Tommy the chimpanzee will go down in history. Though he doesn’t know it, the primate is the first non-human to sue a human captor for his freedom.

Charles Sieber of The New York Times writes about the case of Tommy the chimp, who sued his owner with the help of animal rights lawyer Steven Wise. 

Wise works with the Nonhuman Rights Project (Nh.R.P.), a group dedicated to getting animals legal representation. He discovered the chimp living in a cage he described as a “dungeon" on the property of a former chimp circus leader in the Adirondacks. 

The organization wrote a 106-page memo and petition titled “The Nonhuman Rights Project Inc. on behalf of Tommy,” in which they described the “petitioner’s”—Tommy’s—confinement “in a small, dank, cement cage in a cavernous dark shed.”

Nine affidavits from leading primatologists emphasized that Tommy was truly suffering from his living conditions.

“Like humans,” the legal memo reads, “chimpanzees have a concept of their personal past and future . . . they suffer the pain of not being able to fulfill their needs or move around as they wish; [and] they suffer the pain of anticipating never-ending confinement.”

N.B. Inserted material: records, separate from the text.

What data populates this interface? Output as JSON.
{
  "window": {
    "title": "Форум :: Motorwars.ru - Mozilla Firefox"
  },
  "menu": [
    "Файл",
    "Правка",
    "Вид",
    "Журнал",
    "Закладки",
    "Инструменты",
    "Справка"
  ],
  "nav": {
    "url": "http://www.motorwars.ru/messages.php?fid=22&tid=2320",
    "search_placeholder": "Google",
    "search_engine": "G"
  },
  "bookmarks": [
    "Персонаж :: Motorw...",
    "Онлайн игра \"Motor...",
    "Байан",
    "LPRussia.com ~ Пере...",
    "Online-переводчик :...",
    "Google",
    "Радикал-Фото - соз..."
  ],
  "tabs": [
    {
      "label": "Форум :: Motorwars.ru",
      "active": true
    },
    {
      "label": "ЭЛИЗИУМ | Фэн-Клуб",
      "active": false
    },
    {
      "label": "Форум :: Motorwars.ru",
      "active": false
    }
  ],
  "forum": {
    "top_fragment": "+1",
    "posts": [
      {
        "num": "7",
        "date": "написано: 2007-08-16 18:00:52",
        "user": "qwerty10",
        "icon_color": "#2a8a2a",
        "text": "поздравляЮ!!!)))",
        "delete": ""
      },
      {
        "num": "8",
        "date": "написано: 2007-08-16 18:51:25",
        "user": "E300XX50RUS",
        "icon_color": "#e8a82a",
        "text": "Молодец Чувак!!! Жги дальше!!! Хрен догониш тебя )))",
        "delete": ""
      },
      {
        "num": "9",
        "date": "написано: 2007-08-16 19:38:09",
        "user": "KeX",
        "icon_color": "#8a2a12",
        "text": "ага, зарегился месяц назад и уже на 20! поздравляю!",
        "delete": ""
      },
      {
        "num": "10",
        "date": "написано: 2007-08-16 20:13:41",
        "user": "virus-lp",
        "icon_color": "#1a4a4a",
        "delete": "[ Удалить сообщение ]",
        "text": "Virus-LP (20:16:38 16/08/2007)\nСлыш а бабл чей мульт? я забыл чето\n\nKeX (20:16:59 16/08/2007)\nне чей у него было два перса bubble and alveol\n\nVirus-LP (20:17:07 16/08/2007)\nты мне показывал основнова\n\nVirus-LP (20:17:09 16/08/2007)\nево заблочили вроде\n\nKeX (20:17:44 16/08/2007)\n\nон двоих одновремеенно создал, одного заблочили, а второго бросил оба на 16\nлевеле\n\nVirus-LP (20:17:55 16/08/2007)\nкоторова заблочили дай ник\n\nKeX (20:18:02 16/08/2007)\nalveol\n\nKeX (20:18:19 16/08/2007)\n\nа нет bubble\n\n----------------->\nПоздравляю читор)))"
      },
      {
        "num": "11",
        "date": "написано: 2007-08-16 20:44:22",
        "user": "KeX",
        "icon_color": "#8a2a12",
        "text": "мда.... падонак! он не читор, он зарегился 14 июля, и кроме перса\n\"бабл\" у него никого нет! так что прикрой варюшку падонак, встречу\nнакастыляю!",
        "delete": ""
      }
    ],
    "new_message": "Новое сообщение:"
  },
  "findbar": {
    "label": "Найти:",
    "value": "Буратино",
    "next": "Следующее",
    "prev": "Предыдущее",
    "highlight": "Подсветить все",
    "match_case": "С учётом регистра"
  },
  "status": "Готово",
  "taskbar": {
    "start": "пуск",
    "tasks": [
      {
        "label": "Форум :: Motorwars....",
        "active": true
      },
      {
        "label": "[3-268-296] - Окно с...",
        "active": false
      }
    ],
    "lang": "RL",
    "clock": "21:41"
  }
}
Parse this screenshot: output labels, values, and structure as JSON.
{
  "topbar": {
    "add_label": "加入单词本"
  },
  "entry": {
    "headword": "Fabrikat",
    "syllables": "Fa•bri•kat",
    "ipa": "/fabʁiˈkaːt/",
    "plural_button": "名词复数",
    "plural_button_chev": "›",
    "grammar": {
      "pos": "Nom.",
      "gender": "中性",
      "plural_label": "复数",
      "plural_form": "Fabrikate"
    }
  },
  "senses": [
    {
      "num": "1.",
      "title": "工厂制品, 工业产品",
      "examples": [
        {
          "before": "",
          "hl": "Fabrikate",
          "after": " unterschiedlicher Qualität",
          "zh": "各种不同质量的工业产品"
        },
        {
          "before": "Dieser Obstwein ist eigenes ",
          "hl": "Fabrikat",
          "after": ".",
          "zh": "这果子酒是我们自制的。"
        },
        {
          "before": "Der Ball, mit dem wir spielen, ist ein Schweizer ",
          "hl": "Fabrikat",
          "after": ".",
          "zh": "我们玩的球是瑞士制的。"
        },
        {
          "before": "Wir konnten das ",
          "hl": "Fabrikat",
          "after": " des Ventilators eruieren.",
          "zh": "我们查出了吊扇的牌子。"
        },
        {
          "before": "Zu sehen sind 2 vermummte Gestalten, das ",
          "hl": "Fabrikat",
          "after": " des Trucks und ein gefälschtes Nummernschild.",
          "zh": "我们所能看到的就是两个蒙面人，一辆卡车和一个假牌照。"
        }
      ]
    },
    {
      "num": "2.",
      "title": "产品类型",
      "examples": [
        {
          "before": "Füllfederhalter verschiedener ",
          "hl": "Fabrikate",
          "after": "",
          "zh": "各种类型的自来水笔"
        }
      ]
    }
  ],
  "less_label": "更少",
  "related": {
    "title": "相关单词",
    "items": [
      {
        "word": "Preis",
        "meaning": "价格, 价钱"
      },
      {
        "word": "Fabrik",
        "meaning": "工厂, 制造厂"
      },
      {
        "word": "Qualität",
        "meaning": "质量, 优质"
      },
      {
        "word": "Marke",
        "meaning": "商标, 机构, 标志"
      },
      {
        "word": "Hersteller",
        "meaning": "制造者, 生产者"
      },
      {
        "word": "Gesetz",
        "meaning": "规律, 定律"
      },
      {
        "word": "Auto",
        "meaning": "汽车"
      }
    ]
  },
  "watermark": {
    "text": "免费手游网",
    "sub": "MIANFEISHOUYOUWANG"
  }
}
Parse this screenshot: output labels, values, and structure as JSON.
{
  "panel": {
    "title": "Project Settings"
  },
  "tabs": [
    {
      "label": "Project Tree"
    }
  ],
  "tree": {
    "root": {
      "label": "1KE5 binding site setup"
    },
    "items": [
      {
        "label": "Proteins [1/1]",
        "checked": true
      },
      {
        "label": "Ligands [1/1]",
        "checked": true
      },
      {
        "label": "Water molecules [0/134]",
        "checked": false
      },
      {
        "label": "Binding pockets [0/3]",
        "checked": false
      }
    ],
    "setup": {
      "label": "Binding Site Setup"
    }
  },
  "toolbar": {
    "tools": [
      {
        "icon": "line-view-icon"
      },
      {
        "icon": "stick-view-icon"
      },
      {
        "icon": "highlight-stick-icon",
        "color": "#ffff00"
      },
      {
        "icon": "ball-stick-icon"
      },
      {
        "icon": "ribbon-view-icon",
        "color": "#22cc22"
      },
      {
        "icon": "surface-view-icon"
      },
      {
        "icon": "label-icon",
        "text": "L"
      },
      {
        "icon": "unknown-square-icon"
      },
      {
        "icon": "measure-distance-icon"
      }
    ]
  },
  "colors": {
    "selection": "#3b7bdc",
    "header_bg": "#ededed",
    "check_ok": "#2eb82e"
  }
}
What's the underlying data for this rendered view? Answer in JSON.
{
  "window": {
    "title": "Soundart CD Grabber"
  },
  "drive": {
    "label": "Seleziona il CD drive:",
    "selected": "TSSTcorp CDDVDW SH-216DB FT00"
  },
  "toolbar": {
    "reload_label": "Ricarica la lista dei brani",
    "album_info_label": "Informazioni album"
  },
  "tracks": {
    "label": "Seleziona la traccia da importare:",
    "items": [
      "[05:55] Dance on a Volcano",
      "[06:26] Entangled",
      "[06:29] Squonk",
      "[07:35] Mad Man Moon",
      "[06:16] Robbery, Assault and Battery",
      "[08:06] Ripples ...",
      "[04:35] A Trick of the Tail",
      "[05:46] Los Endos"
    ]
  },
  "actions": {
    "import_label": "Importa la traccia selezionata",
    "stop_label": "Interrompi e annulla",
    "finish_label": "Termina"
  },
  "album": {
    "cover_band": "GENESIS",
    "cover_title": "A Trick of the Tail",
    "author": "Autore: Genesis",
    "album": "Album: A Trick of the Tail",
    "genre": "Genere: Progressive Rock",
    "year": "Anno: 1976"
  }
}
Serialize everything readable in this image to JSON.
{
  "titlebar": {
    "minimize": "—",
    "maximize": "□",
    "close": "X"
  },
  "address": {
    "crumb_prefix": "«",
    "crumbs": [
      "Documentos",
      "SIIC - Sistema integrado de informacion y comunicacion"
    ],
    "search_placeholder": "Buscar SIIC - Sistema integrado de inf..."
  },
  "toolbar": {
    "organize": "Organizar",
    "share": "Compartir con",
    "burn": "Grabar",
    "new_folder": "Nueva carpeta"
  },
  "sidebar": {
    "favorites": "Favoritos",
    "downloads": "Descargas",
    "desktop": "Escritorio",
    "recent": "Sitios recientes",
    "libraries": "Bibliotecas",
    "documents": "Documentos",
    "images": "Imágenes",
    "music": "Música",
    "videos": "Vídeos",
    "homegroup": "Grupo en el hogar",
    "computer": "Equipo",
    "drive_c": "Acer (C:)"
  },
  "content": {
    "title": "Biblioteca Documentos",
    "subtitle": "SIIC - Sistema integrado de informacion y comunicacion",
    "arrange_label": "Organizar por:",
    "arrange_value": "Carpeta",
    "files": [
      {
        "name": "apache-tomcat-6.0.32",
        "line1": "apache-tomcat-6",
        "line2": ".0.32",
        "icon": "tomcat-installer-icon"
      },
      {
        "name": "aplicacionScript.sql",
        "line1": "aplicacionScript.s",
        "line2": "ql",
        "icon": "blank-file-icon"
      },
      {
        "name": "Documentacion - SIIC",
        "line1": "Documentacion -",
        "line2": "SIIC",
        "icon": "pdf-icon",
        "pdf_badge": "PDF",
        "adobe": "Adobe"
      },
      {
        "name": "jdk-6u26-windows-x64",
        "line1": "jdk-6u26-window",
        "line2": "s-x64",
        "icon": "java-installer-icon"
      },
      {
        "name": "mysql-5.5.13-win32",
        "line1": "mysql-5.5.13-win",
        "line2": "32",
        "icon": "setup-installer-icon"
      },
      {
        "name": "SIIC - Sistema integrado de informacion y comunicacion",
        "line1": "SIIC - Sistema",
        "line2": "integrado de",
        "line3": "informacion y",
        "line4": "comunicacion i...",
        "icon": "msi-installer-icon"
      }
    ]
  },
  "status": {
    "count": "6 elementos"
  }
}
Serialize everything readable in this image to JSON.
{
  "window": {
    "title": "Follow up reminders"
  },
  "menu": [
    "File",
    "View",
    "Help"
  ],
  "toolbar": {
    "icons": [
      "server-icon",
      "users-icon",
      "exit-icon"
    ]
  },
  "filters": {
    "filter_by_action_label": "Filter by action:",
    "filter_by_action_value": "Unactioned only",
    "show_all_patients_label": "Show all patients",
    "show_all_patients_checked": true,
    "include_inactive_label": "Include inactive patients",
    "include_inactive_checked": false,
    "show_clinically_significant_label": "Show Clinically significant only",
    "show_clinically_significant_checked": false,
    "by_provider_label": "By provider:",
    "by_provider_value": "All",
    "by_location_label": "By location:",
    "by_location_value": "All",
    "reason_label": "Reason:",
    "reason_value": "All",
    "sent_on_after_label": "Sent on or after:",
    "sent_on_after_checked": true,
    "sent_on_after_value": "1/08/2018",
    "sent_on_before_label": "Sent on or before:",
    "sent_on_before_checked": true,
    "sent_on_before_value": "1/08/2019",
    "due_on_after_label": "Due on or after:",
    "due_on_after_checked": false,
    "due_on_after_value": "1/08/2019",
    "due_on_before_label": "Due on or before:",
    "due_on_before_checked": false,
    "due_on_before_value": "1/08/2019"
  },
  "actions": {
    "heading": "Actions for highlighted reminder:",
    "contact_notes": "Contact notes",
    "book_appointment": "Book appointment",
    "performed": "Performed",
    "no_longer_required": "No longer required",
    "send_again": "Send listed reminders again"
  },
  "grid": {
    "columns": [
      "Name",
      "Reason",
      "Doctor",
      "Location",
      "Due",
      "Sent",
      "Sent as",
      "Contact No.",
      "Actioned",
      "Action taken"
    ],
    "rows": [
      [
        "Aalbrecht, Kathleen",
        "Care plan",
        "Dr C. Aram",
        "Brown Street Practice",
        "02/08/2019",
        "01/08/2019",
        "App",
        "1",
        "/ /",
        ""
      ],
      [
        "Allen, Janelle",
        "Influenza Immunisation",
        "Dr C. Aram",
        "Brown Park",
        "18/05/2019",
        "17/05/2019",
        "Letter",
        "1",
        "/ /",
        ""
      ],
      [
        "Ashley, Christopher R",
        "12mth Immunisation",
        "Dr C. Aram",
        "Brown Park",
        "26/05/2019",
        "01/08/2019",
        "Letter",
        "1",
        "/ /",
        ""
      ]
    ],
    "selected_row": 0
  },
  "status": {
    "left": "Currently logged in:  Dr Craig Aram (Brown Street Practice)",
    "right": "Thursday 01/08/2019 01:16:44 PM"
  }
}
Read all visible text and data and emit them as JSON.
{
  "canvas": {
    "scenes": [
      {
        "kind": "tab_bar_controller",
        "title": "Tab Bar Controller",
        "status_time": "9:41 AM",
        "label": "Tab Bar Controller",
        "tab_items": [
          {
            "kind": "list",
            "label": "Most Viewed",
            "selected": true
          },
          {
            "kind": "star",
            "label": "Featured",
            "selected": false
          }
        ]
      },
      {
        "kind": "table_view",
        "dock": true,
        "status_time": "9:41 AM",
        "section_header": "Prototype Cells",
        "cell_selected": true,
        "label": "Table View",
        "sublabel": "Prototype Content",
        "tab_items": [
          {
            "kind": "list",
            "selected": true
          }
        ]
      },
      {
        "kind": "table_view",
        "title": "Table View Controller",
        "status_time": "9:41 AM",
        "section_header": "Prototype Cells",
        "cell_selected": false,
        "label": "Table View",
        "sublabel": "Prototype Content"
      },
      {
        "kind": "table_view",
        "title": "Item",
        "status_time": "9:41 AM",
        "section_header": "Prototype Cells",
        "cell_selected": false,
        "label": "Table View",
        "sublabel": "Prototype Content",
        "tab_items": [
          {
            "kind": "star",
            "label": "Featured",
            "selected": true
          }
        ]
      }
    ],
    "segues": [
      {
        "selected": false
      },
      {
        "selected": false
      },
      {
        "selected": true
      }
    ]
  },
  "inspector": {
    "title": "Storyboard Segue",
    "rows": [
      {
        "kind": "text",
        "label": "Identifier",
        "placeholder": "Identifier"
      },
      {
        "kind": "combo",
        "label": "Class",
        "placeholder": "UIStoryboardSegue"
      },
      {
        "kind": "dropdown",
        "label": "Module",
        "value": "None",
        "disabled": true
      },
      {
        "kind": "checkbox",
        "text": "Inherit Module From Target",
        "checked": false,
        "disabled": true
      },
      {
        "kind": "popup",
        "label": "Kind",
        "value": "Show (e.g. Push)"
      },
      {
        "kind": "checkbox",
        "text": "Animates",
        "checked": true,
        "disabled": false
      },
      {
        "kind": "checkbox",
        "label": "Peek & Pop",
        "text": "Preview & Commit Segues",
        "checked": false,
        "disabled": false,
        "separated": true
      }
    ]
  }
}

The Nh.R.P. also plans to file lawsuits on behalf of other great apes as well as dolphins, orcas, elephants, and African gray parrots, animals deemed by scientists as having higher-order cognitive abilities. Chimps make a good first case since there is so much research on them, and because there are sanctuaries that could take Tommy.

Wise and his team ended up losing their case arguing that Tommy and two other chimps should be able to seek a writ of habeas corpus. But he says he isn’t discouraged—the case made it to the appellate level in New York, and a justice said he was “impressed” by the lawyers’ arguments.

“For me this has been a 25-year plan. All my books and my courses were designed to help me think through this problem. Now I want to spend the rest of my life litigating,” Wise said.

“If we lose, we keep doing it again and again, until we find a judge who doesn’t feel that the way is closed off. Then our job is to produce the facts that will allow that judge to make that leap of faith. And when it happens, it will be huge. I wouldn’t be spending my life on this otherwise.”